A common use case is to skip Docker-dependent work when Docker is not available:

```elixir
case DockerAvailability.check() do
  {:ok, _info} ->
    run_docker_dependent_work()

  {:error, reason} ->
    {:skip, {:docker_unavailable, reason}}
end
```

For test suites, `available?/0` can be used to guard integration tests:

```elixir
setup_all do
  unless DockerAvailability.available?() do
    ExUnit.configure(exclude: [:docker])
  end

  :ok
end
```

## Testing

Run the test suite with:

```sh
mix test
```

The unit tests use a fake `docker` executable placed in a temporary `PATH`, so they do not require a real Docker daemon or any Docker image.

## Development

Fetch dependencies:

```sh
mix deps.get
```

Run tests:

```sh
mix test
```

Run the project checks:

```sh
mix check
```

`mix check` validates the project from a contributor-facing perspective. It runs dependency auditing, compilation with warnings treated as errors, formatting checks, static analysis, dependency-lock validation, spelling checks, and Dialyzer.

Run the maintainer pre-commit checks before opening a pull request:

```sh
mix precommit
```

`mix precommit` runs the maintainer workflow, including formatting, static checks, and tests. Contributors should run this command before submitting changes when the full toolchain is available locally.

## Documentation

Generate documentation locally with:

```sh
mix docs
```

The README is the primary user-facing guide and is included in the generated documentation. Keep the README and module documentation in sync when changing public API behavior, examples, or error descriptions.
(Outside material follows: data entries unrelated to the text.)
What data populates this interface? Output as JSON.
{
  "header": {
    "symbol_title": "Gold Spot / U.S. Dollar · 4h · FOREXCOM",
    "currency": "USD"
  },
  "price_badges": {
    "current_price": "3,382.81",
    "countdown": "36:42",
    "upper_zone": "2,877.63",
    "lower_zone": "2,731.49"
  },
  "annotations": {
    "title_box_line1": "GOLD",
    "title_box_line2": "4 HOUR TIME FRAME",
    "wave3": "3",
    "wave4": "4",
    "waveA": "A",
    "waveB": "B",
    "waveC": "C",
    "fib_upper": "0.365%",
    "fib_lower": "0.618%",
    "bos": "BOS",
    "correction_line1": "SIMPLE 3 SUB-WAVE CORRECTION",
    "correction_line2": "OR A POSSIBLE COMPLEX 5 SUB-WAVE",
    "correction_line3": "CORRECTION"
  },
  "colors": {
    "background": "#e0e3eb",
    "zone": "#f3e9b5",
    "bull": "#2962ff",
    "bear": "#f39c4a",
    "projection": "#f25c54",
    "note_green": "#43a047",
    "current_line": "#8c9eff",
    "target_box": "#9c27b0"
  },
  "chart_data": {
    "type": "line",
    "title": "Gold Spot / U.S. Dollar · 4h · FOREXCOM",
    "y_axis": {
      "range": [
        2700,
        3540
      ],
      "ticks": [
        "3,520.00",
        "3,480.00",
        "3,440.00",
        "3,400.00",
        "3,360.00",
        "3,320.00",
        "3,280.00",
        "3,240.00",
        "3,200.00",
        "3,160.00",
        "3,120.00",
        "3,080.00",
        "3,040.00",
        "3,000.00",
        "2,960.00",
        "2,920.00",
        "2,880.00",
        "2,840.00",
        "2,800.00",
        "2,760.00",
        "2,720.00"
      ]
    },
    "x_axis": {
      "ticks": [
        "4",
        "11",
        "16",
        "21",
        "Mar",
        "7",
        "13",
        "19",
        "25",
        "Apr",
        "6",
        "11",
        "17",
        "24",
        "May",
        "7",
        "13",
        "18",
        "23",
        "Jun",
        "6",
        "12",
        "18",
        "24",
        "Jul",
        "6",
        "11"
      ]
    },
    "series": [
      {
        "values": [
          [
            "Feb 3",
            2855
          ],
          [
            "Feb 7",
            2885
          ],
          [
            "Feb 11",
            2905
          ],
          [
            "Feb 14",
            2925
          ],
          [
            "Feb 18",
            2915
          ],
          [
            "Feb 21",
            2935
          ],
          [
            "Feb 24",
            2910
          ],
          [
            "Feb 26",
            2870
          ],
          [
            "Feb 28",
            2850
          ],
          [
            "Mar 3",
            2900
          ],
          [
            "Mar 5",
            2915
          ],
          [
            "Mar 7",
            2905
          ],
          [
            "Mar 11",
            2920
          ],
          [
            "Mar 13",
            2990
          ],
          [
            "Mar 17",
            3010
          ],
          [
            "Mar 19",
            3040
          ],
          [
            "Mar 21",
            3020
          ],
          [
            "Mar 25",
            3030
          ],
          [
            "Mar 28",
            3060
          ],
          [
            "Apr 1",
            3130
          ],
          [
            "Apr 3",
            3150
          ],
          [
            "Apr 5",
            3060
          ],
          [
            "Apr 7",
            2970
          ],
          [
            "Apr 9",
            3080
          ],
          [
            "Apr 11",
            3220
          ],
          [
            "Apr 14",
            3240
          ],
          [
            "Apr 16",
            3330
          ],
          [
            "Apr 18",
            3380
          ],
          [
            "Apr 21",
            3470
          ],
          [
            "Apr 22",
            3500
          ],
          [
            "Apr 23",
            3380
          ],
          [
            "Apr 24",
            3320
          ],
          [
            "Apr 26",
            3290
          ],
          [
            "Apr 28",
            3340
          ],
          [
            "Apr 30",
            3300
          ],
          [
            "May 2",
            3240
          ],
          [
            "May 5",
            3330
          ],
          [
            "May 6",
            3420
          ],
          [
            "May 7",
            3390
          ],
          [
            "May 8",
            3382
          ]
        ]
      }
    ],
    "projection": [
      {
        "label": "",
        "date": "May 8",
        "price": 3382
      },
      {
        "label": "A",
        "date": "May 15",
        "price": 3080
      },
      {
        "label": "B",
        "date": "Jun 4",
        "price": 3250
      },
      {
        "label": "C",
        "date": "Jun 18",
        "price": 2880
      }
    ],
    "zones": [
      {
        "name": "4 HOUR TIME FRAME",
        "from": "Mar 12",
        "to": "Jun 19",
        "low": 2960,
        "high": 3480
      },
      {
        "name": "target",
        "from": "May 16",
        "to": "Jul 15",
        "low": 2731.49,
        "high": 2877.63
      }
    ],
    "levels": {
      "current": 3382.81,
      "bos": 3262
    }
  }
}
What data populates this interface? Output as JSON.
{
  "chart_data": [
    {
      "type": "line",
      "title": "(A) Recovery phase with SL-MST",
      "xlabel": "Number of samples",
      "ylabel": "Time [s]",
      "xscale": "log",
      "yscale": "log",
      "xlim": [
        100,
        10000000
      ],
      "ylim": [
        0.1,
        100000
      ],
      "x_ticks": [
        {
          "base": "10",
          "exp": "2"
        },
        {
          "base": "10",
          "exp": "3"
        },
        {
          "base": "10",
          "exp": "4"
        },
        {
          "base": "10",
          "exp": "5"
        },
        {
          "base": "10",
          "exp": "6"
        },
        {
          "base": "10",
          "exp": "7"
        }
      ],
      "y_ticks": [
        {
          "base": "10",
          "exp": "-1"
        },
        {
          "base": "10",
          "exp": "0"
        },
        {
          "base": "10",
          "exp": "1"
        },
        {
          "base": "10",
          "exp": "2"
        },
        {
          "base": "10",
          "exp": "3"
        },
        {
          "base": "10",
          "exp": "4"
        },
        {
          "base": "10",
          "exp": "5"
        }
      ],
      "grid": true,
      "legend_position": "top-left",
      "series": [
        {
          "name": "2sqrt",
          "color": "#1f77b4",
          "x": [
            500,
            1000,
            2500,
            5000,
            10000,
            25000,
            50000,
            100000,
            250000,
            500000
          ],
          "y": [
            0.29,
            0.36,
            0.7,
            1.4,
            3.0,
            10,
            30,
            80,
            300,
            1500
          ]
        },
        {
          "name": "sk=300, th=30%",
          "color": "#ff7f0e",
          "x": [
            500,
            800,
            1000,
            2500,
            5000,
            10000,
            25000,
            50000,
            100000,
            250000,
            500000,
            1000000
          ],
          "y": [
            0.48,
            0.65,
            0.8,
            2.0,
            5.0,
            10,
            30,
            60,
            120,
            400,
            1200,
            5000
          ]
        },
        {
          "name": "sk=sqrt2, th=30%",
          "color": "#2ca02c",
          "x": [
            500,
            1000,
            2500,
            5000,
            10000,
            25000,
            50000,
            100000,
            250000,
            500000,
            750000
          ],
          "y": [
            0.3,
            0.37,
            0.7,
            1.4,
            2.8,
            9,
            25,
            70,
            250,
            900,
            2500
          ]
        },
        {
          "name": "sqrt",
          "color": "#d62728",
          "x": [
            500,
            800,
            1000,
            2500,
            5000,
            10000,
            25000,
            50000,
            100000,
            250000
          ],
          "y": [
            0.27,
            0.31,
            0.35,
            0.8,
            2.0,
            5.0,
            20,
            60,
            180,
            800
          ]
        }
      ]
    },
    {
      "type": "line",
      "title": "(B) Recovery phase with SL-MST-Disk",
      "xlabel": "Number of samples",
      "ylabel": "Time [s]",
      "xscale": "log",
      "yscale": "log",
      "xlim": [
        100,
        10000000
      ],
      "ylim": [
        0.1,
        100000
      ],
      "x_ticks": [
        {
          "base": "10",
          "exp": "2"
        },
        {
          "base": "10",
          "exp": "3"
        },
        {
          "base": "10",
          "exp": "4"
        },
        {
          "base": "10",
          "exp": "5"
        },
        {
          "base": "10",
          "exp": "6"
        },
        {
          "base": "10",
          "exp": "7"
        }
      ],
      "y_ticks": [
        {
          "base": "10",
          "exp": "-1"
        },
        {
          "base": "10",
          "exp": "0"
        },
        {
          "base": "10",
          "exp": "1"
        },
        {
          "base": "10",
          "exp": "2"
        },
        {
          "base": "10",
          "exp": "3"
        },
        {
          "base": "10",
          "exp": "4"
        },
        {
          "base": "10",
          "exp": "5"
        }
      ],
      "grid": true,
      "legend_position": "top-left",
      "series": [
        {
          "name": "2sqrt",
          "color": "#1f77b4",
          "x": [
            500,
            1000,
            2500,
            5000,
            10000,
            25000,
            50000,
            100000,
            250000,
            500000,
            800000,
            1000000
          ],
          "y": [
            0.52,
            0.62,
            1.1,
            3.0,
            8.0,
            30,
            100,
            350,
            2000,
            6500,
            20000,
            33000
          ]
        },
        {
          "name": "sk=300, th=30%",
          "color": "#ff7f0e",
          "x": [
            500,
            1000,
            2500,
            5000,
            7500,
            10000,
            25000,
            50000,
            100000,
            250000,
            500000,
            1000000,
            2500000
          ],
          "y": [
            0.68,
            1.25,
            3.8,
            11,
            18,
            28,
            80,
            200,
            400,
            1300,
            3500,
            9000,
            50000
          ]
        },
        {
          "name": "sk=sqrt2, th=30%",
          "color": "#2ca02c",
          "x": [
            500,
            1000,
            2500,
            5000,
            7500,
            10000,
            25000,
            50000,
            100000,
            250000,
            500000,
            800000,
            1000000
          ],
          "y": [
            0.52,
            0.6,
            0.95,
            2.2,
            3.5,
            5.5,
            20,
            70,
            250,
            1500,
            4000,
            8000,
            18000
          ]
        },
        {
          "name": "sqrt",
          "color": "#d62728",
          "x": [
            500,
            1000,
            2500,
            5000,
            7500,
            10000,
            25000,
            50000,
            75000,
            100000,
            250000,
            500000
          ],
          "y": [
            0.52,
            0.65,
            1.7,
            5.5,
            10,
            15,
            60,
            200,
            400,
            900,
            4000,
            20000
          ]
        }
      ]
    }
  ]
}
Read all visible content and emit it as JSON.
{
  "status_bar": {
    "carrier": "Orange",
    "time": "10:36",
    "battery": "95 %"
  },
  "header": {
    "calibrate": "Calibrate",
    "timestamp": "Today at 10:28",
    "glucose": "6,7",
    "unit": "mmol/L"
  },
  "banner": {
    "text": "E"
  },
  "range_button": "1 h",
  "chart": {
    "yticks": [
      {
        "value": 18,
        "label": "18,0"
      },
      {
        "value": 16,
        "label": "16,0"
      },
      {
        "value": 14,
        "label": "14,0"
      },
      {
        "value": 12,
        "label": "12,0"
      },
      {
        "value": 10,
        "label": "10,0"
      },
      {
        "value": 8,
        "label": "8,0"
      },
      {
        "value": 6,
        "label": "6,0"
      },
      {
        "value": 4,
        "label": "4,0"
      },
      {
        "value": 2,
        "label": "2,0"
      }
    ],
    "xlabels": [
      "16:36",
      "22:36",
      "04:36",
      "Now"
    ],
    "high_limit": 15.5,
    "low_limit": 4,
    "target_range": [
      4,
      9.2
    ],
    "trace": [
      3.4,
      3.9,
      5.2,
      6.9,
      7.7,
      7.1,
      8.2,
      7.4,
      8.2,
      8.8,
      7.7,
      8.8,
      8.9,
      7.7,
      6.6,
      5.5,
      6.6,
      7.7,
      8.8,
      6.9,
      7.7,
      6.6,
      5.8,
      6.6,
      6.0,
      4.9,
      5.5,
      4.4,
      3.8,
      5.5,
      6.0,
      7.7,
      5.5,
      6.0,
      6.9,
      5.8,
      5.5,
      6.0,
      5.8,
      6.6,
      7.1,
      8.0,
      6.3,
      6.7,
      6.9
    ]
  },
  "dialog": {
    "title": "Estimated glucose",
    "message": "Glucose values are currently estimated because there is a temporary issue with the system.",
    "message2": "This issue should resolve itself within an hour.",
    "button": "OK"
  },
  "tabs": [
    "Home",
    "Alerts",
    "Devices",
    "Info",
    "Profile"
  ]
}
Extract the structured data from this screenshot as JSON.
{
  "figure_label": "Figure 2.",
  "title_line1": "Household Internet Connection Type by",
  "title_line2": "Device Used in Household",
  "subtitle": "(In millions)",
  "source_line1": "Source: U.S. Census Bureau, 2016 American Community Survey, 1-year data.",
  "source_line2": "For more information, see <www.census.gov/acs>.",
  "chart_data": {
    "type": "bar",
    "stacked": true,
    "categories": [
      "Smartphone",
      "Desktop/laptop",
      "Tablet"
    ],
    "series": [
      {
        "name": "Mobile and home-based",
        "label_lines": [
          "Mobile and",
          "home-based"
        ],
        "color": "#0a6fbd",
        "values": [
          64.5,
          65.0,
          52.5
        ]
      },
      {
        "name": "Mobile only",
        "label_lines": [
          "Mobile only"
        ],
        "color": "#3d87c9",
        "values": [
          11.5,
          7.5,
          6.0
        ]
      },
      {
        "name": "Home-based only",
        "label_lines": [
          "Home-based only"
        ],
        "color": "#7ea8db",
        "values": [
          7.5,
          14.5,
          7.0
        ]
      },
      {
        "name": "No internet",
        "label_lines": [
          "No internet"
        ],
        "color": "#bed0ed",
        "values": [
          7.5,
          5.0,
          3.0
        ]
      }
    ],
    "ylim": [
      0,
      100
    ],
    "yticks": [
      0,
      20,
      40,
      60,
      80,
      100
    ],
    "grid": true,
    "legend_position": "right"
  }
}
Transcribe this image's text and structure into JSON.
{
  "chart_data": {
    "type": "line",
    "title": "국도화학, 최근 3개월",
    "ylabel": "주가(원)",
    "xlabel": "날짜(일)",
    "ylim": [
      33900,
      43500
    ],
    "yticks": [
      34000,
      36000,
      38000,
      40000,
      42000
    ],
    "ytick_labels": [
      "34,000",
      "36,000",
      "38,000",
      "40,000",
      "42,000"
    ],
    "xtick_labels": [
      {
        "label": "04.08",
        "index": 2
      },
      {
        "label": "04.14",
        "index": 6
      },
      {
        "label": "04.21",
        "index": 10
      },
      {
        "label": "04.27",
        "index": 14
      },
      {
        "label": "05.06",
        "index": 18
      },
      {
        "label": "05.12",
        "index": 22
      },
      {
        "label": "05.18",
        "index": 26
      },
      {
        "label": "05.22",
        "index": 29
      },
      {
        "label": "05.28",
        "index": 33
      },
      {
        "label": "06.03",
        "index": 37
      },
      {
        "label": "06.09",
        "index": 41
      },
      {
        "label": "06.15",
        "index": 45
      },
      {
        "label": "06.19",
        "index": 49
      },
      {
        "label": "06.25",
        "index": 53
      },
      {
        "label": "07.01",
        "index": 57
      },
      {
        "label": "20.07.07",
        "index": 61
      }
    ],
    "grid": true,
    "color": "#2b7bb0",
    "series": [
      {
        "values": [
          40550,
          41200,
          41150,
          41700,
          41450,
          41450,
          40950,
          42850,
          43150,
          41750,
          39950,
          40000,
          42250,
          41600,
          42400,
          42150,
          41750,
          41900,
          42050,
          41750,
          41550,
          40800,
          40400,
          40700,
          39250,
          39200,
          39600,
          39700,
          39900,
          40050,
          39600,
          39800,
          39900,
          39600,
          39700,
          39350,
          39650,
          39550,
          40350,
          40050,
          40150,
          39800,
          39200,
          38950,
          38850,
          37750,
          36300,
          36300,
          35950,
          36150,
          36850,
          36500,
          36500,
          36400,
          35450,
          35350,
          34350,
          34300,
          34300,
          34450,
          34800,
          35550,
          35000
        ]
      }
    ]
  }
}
After the package is published, documentation should be available on HexDocs.

## Requirements

- Elixir `~> 1.17`
- Docker CLI and daemon, when checking real Docker availability at runtime

## License

Copyright (c) 2026 University of Kitakyushu

Licensed under the Apache License, Version 2.0 (the "License"); you may not use this file except in compliance with the License.
You may obtain a copy of the License at <http://www.apache.org/licenses/LICENSE-2.0>.

Unless required by applicable law or agreed to in writing, software distributed under the License is distributed on an "AS IS" BASIS, WITHOUT WARRANTIES OR CONDITIONS OF ANY KIND, either express or implied.
See the License for the specific language governing permissions and limitations under the License.